Well, I’m back from Europe, though I’m leaving again for Chicago tomorrow for a college reunion. In any case, choosing a tea from the many I brought back was an almost paralyzing decision, and while I initially wanted to start out with one of my fancy French teas, circumstances dictated that I needed something else. I needed a black tea to combat afternoon jetlag, and I needed a tea without too much going on since I’d be doing other things at the same time. This one was a natural choice.

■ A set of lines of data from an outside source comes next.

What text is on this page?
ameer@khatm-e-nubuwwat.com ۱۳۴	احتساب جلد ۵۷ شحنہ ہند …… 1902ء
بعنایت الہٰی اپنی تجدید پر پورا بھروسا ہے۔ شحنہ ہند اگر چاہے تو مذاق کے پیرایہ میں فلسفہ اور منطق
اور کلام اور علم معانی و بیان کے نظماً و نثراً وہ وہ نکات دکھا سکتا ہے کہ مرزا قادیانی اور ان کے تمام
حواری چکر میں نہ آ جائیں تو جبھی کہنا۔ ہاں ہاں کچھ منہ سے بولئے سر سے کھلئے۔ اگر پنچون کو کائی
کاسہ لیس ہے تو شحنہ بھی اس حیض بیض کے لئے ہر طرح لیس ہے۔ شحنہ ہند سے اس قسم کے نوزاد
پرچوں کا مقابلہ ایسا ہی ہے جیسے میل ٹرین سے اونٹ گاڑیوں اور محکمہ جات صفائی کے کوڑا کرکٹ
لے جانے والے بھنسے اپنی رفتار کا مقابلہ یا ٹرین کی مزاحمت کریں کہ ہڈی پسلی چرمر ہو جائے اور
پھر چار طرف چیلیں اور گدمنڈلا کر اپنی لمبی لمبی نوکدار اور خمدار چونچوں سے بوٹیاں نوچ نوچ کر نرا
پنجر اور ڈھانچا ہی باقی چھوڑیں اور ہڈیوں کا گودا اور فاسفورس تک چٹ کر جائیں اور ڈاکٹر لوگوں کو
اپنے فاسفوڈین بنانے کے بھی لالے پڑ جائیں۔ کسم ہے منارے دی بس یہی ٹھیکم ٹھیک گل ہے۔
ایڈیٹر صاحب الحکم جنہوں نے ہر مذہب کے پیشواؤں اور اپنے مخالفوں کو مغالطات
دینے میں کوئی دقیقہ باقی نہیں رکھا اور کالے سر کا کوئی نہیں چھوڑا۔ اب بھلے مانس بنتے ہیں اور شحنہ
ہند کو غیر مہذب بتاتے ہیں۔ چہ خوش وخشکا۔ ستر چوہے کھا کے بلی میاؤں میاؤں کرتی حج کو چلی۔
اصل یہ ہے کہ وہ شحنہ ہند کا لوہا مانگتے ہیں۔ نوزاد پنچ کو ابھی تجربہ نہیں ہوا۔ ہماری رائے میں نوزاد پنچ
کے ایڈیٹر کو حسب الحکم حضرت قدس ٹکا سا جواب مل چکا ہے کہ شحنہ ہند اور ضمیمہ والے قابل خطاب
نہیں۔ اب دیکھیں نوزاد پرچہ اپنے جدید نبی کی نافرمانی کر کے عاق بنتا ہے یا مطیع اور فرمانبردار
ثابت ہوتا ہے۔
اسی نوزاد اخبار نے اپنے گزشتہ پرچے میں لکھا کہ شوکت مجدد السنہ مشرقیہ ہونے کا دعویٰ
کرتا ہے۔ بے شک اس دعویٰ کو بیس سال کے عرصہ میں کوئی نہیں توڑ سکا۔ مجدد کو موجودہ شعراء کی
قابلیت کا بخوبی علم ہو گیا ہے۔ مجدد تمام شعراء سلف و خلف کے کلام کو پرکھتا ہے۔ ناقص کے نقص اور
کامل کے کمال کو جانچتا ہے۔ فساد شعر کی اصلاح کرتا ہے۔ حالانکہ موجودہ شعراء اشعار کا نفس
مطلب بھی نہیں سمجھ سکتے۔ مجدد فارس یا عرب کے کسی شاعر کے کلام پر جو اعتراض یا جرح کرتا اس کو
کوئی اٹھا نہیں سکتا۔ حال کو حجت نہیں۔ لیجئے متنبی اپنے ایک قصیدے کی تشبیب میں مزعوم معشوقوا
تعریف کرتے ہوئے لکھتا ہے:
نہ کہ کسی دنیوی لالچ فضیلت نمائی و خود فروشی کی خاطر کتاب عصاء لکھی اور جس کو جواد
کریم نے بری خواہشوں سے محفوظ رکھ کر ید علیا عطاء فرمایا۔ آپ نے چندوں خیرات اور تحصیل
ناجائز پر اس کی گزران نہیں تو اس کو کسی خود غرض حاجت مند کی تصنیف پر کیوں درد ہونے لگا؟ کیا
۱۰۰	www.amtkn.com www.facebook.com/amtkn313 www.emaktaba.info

I’ve been casually looking for an almond tea that said almond to me in the way that I love, namely marzipan or almond extract, but I had yet to find one that really was right. When I was in London I stopped at this tea shop, and when I smelled this tea I knew I had to buy it. The dry leaf smells powerfully, amazingly, like the freshest marzipan or perhaps the aroma of a bottle of almond extract. Interestingly this tea company had a different plain almond black tea that smelled much different, but this one was specifically marzipan: what I was looking for.
Brewed, the aroma changed quite a bit and the marzipan aroma wasn’t quite as all-powerful as it was in the dry leaf. The black tea base became a real partner in the aroma, and this was born out in the taste. It’s a nice, strong black tea with a very almondy, marzipanny flavor. There’s also a kind of generally nutty note underlying things as if you were acutally eating a nut, probably from the almond pieces included in the blend. The tea was very slightly bitter, but it wasn’t too much. I don’t usually sweeten my teas, but I have a feeling that a bit of sweetener would probably really turn this into a marzipan bomb.
Overall, I’m very pleased with this tea, and I feel like it’s a nice blend of the marzipan and black tea flavors without being too much of one or the other. A good purchase!